2003-01-14 Thread Jennifer Goodie
MySQLCC probably uses the backtick (`) to escape stuff so it issued
UNIQUE KEY `IDX_Postcode-Location` (Postcode,Location)
and not
UNIQUE KEY IDX_Postcode-Location (Postcode,Location)

It has been mentioned on the list a few times in the last couple months that
if you escape strings containing hyphens with a backtick they work.  That
doesn't mean it is a good idea to use them.

You can try running your dump with the quote-names flag, maybe.  I haven't
tried it to see what the output is.  Run mysqldump's help to see what all
the flags are and what they mean.

-Original Message-

Hi all,

I recently had to restore from a backup and discovered that mysql didn't
want to re-create a table which had the minus symbol (-) in it, eg

DROP TABLE IF EXISTS Postcodes;
CREATE TABLE Postcodes (
   DanPK mediumint(8) unsigned NOT NULL auto_increment,
   MyStamp timestamp(14) NOT NULL,
   Postcode smallint(2) NOT NULL default '0',
   Location varchar(100) default NULL,
   State char(3) default NULL,
   RegionID mediumint(8) unsigned NOT NULL default '0',
   PRIMARY KEY  (DanPK),
   UNIQUE KEY IDX_Postcode-Location (Postcode,Location)
) TYPE=MyISAM;

I had added the index with MySQLCC (I think) and the database had been
working fine as far as I could tell (minus the crash this morning). The
table def is from mysqldump --opt, which I use each night, in
combination with the --log-update option to assist in disaster recovery.

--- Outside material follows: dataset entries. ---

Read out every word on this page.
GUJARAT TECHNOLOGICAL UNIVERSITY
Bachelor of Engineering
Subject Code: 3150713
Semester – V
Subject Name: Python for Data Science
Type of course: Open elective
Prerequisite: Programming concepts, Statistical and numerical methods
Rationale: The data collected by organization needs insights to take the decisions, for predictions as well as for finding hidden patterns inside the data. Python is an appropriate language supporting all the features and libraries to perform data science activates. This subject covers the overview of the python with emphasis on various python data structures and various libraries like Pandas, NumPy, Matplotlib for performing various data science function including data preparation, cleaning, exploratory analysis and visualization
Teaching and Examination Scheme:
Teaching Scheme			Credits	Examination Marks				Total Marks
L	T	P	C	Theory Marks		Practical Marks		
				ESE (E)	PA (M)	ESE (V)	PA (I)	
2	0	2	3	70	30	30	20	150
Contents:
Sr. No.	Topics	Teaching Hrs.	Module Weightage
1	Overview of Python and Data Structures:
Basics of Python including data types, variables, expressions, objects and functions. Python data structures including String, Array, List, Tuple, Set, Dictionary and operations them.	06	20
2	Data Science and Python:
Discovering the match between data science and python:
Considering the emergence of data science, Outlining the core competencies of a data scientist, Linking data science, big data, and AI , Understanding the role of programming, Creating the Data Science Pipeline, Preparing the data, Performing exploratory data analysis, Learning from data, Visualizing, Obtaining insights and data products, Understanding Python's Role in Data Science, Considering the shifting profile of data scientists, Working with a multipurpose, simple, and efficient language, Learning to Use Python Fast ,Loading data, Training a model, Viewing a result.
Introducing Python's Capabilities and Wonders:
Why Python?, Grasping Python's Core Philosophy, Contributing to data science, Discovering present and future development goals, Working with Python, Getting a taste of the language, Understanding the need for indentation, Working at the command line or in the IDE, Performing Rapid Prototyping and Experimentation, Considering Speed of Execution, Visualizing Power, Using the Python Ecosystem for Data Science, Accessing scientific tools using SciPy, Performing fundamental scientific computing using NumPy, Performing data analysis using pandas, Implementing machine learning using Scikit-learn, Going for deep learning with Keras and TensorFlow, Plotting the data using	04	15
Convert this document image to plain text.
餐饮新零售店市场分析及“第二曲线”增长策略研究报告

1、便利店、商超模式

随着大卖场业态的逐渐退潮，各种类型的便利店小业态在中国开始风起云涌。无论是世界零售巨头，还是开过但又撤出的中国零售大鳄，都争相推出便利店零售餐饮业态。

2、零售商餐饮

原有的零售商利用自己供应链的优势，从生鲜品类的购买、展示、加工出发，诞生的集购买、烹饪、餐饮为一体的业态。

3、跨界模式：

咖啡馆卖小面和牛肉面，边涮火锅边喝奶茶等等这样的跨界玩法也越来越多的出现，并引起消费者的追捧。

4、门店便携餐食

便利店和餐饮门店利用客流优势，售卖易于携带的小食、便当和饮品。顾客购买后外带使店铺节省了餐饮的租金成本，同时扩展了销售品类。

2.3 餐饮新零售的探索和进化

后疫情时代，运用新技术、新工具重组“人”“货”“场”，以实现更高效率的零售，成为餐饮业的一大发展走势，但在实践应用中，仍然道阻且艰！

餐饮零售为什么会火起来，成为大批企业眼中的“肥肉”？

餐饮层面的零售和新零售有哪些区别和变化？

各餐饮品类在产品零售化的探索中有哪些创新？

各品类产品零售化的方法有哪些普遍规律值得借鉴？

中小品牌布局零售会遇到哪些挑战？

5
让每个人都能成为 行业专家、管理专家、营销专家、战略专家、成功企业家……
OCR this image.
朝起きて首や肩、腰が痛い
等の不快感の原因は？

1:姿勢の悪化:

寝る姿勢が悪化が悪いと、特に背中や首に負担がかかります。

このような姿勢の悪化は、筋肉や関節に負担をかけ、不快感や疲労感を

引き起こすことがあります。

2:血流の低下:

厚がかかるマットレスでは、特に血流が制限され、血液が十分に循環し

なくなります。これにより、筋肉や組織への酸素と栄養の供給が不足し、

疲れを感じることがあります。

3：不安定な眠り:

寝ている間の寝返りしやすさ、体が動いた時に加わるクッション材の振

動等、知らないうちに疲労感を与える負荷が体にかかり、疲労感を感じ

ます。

When I tried to restore from the backup (mysqldump output) it gave me a
syntax error around the -Location bit.

But it _did_ let me create the index like this before. Thinking about it
more, I probably shouldn't have used a minus. I can see why that would
be reserved. Any chance of enforcing that in alter table commands (which
I would have used to get the index there), or is it considered too
expensive to do these kinds of checks?